Да, мы взрослые и сами за себя в ответе… Однако возникают на моем столе пять тетрадей. И били стекла автобуса Валентина Федоровича Зотова.
– Дядя Валя, похоже, терпеть более не может…
– Знаю, – сказал Михаил Никифорович.
– Ну и как?
– Ну и никак.
Неловким и даже неприятным получилось наше свидание с Михаилом Никифоровичем на кухне. Мы молчали. Михаил Никифорович закурил. Был ли это поступок или же Михаил Никифорович из-за неловкости, возникшей в разговоре, закурил просто так, по давней привычке, я оценивать не стал. Я корил себя. Вовсе, видимо, и не нужен был Михаилу Никифоровичу мой приход. Что я явился бередить ему душу? Я хотел встать и уйти. Узнать у Михаила Никифоровича, нужно ли какое доступное мне участие в его делах, и уйти. Я и спросил:
– На что живешь теперь? Деньги-то есть у тебя? Если нужно, возьми в долг у меня…
– Спасибо. Пока есть. Потом, может, и возьму.
Опять замолчали.
– К матери в этом году поедешь? – спросил наконец я.

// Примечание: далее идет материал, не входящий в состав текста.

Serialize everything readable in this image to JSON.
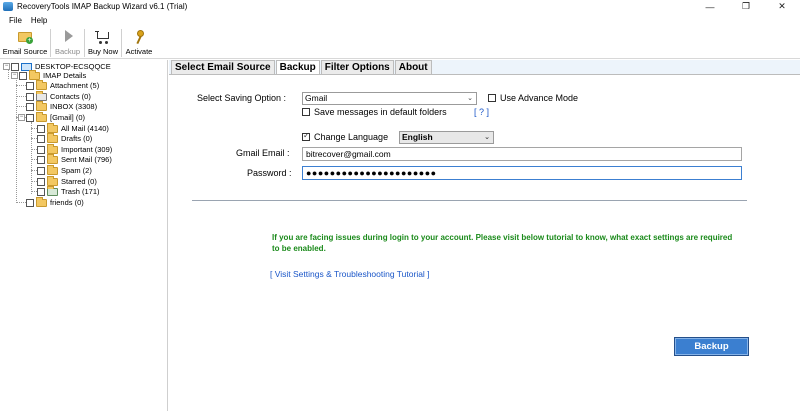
{
  "window": {
    "title": "RecoveryTools IMAP Backup Wizard v6.1 (Trial)",
    "minimize": "—",
    "maximize": "❐",
    "close": "✕"
  },
  "menu": [
    "File",
    "Help"
  ],
  "toolbar": {
    "email_source": "Email Source",
    "backup": "Backup",
    "buy_now": "Buy Now",
    "activate": "Activate"
  },
  "tree": {
    "root": "DESKTOP-ECSQQCE",
    "imap": "IMAP Details",
    "items": [
      "Attachment (5)",
      "Contacts (0)",
      "INBOX (3308)",
      "[Gmail] (0)",
      "All Mail (4140)",
      "Drafts (0)",
      "Important (309)",
      "Sent Mail (796)",
      "Spam (2)",
      "Starred (0)",
      "Trash (171)",
      "friends (0)"
    ]
  },
  "tabs": [
    "Select Email Source",
    "Backup",
    "Filter Options",
    "About"
  ],
  "form": {
    "saving_option_label": "Select Saving Option :",
    "saving_option_value": "Gmail",
    "advance_mode": "Use Advance Mode",
    "save_default": "Save messages in default folders",
    "help": "[ ? ]",
    "change_language": "Change Language",
    "language_value": "English",
    "email_label": "Gmail Email :",
    "email_value": "bitrecover@gmail.com",
    "password_label": "Password :",
    "password_value": "●●●●●●●●●●●●●●●●●●●●●●"
  },
  "notice": "If you are facing issues during login to your account. Please visit below tutorial to know, what exact settings are required to be enabled.",
  "tutorial_link": "[ Visit Settings & Troubleshooting Tutorial ]",
  "backup_button": "Backup",
  "colors": {
    "accent": "#3b7fd0",
    "notice": "#1a8a1a",
    "link": "#1a56c8"
  }
}
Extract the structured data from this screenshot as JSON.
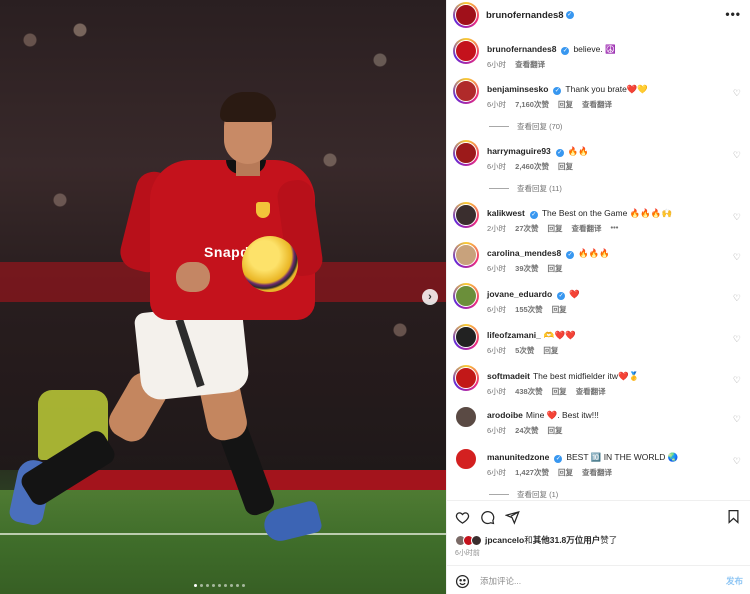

Михаил Никифорович каждый год ездил в свои курские земли, к матери. Брал две недели отпуска в пору, когда копали картофель, доставал банок двадцать тушенки, коли удавалось, гречневой крупы, жесткой колбасы и покупал билет до Рыльска. Братья Михаила Никифоровича жили кто где, звали мать к себе, она гостить у сынов гостила, но совсем уезжать из Ельховки не собиралась. На здоровье, слава богу, жаловалась мало. Михаил Никифорович на всякий случай возил ей пузырьки валокордина, она их раздавала соседкам, сама же верила травам. В прошлом году Михаил Никифорович и меня чуть было не уговорил ехать с ним в Ельховку, обещав за труды на огороде оделить меня мешком курской картошки. Не из-за копки картофеля он меня звал, а хотел показать свою родину, я было загорелся, но какие-то пустяки перечеркнули мои намерения.